In what are told is an era of abundant satellite bandwidth there should be an opportunity to digitalise vessel operations and presumably to make quantum improvements in efficiency and safety while simultaneously lowering costs.
This overlooks the fact that shipping technology, that is the hardware rather than the software, shows a stubborn resistance to change except by increments. At a presentation about the future of shipping some years ago, the audience was treated to slides on hydrophobic coatings, buckypaper lightweight steel replacements and ingestible human monitors; none of which have been seen again since.
The far bigger problem is the lack of alternatives to the diesel engine for its ability to move ship, commodities and consumer goods reliably around the world in pretty much all weather conditions.

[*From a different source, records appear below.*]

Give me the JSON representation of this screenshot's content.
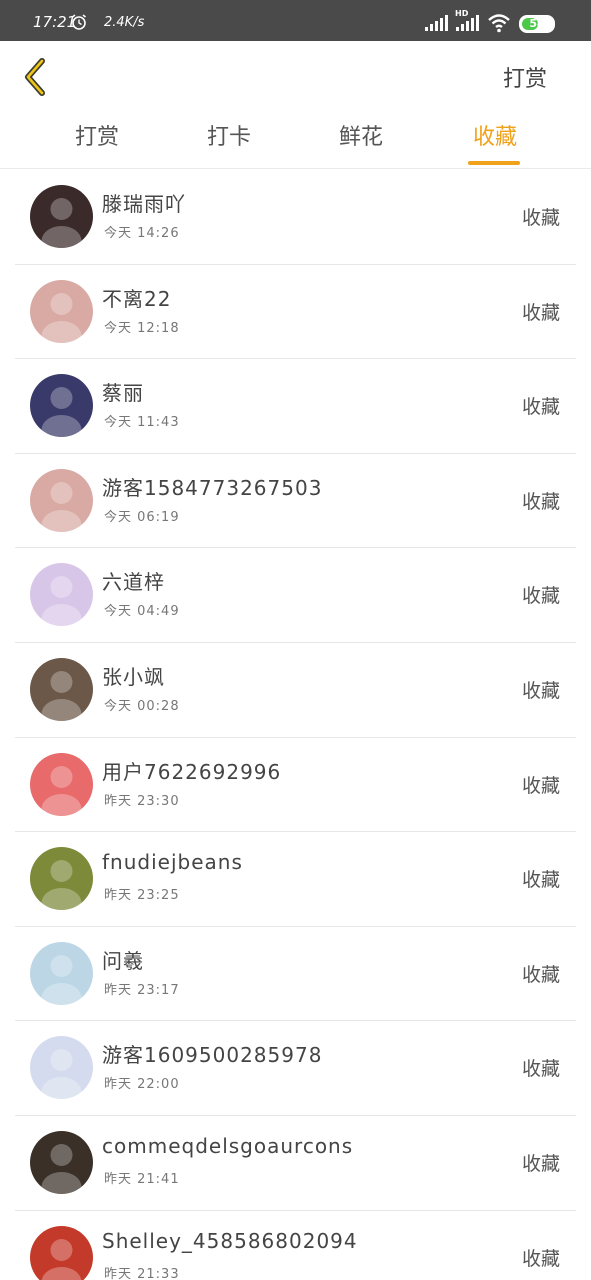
{
  "status_bar": {
    "time": "17:21",
    "speed": "2.4K/s",
    "battery": "54",
    "battery_level": 0.54,
    "hd_label": "HD"
  },
  "header": {
    "action_label": "打赏"
  },
  "tabs": [
    {
      "label": "打赏"
    },
    {
      "label": "打卡"
    },
    {
      "label": "鲜花"
    },
    {
      "label": "收藏",
      "active": true
    }
  ],
  "accent_color": "#f0a21b",
  "items": [
    {
      "name": "滕瑞雨吖",
      "time": "今天 14:26",
      "action": "收藏",
      "avatar_color": "#3b2a2a"
    },
    {
      "name": "不离22",
      "time": "今天 12:18",
      "action": "收藏",
      "avatar_color": "#d9a9a4"
    },
    {
      "name": "蔡丽",
      "time": "今天 11:43",
      "action": "收藏",
      "avatar_color": "#3a3a6a"
    },
    {
      "name": "游客1584773267503",
      "time": "今天 06:19",
      "action": "收藏",
      "avatar_color": "#d9a9a4"
    },
    {
      "name": "六道梓",
      "time": "今天 04:49",
      "action": "收藏",
      "avatar_color": "#d8c6e8"
    },
    {
      "name": "张小飒",
      "time": "今天 00:28",
      "action": "收藏",
      "avatar_color": "#6b5848"
    },
    {
      "name": "用户7622692996",
      "time": "昨天 23:30",
      "action": "收藏",
      "avatar_color": "#e86a6a"
    },
    {
      "name": "fnudiejbeans",
      "time": "昨天 23:25",
      "action": "收藏",
      "avatar_color": "#7c8a3a"
    },
    {
      "name": "问羲",
      "time": "昨天 23:17",
      "action": "收藏",
      "avatar_color": "#bcd6e6"
    },
    {
      "name": "游客1609500285978",
      "time": "昨天 22:00",
      "action": "收藏",
      "avatar_color": "#d5dbee"
    },
    {
      "name": "commeqdelsgoaurcons",
      "time": "昨天 21:41",
      "action": "收藏",
      "avatar_color": "#3a3028"
    },
    {
      "name": "Shelley_458586802094",
      "time": "昨天 21:33",
      "action": "收藏",
      "avatar_color": "#c43a2a"
    }
  ]
}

Yes there are options but of these, LNG is a transition fuel, methanol has energy challenges and hydrogen is years away from commercially acceptable application. As for wind, well, let’s see.

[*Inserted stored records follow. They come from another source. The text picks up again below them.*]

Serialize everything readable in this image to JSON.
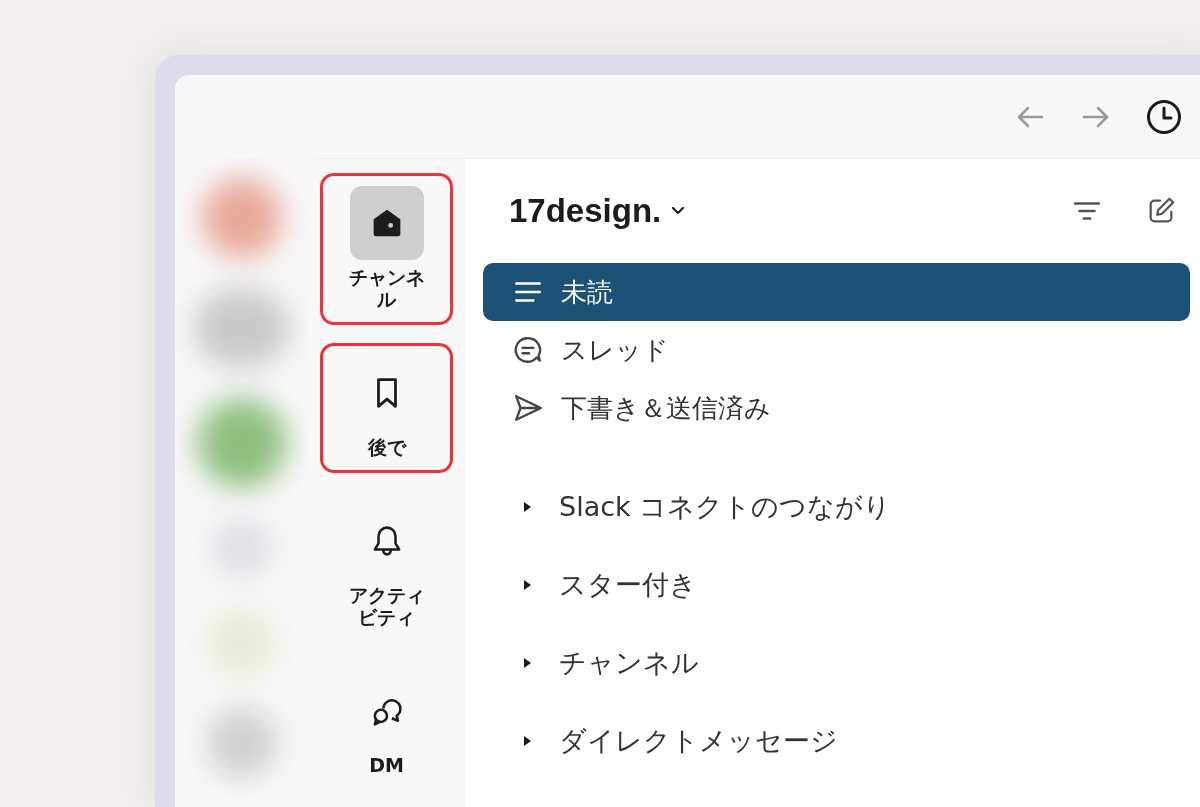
{
  "rail_items": [
    {
      "label": "チャンネル",
      "kind": "home",
      "selected": true,
      "highlighted": true
    },
    {
      "label": "後で",
      "kind": "bookmark",
      "selected": false,
      "highlighted": true
    },
    {
      "label": "アクティビティ",
      "kind": "bell",
      "selected": false,
      "highlighted": false
    },
    {
      "label": "DM",
      "kind": "chat",
      "selected": false,
      "highlighted": false
    }
  ],
  "workspace": {
    "name": "17design."
  },
  "views": [
    {
      "label": "未読",
      "kind": "unread",
      "selected": true
    },
    {
      "label": "スレッド",
      "kind": "threads",
      "selected": false
    },
    {
      "label": "下書き＆送信済み",
      "kind": "drafts",
      "selected": false
    }
  ],
  "sections": [
    {
      "label": "Slack コネクトのつながり",
      "expanded": false
    },
    {
      "label": "スター付き",
      "expanded": false
    },
    {
      "label": "チャンネル",
      "expanded": false
    },
    {
      "label": "ダイレクトメッセージ",
      "expanded": false
    }
  ]
}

On the bridge things are little better. The current spate of malware attacks has shown how much shipboard IT infrastructure is either outdated or unprotected with negative consequences for operations, safety and compliance.
Where new technology exists, in the ECDIS or Integrated Bridge System, it is too often seen as the brains of the ship when it should be part of an integrated system of apps and data. So much is made of the need for better, smarter and faster data that it seems incredible to think that operators are still being told that daily replication of information is the best they can hope for.
In this sense, the game has moved on and will continue to move and fast. Arguing about whether satellite bandwidth will ever be cheap enough fails to address the issue that it can deliver value if used on the right applications.
Operators are starting to realise that as the cost of cloud computing falls and the power of ship management systems continues to increase that there are dozens of shipboard procedures and activities that can benefit from closer co-operation between ship and shore or greater automation to generate more reliable data.
Using an ecosystem of applications that can manage enough tasks to release seafarers to spend more time on the voyage itself is an argument it is hard to counter. Yes, these systems and applications need to be reliable enough to function in the maritime environment but identifying the need is not a barrier to adoption.
Shipping’s problem with technology still largely reflects the inability to separate the glitter ball of consumer tech from the grimy reality of industrial shipping. But owners don’t have to believe the proposition that everything they know is wrong any more than they should think that platform-based hyper-collaboration is right for them. The answer, as always lies somewhere in between, which also puts it within reach.